The Wendish Popular Party has been criticised by many Sorbs, for example the Domowina, as it is felt that the group could be better represented by Sorbs within the existing German parties.

===Threshold exemption===
Another party representing ethnic minorities at state level, the South Schleswig Voter Federation of Danes and Frisians, has gained regional and local representation in the state of Schleswig-Holstein, where it enjoys an exemption from the electoral threshold of 5% thanks to a German-Danish treaty of 1955. A similar exemption is mentioned in the Brandenburg constitution for the Sorb/Wendish minority, but not in Saxony.
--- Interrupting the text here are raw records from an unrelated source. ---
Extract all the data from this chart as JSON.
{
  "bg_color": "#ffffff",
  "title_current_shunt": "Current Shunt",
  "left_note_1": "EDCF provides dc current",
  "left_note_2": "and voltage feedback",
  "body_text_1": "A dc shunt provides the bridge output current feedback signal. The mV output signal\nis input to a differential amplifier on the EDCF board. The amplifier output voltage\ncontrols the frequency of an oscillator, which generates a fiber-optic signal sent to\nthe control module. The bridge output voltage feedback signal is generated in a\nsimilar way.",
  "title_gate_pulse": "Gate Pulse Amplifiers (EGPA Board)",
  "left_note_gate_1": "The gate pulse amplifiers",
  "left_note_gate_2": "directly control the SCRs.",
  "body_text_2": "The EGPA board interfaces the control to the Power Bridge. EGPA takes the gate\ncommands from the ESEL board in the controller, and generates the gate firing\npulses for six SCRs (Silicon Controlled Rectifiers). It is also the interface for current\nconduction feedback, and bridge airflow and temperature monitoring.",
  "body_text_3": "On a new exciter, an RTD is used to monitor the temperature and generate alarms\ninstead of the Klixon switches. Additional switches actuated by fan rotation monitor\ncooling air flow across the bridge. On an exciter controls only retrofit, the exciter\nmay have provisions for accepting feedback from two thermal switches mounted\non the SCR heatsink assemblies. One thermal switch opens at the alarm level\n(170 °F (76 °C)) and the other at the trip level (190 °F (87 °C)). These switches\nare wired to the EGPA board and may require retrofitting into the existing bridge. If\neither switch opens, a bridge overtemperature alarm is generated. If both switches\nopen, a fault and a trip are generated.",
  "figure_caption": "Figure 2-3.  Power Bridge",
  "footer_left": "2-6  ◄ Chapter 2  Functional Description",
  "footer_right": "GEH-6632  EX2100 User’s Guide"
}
Accordingly, the party leaders have said that they need 7,000 votes in Brandenburg to gain a seat in the Landtag of Brandenburg.

===2008 Municipal and district elections in Brandenburg===
For the 28 September 2008 local elections in Brandenburg, the party took part in the Spree-Neiße Kreis (district) elections on a ticket with the Klinge Runde Citizens Initiative as «Bürger für die Lausitz – Klinger Runde». The ticket gained two seats - out of 50 - at the district assembly. In several municipalities in the same district it had some candidates for the municipal elections.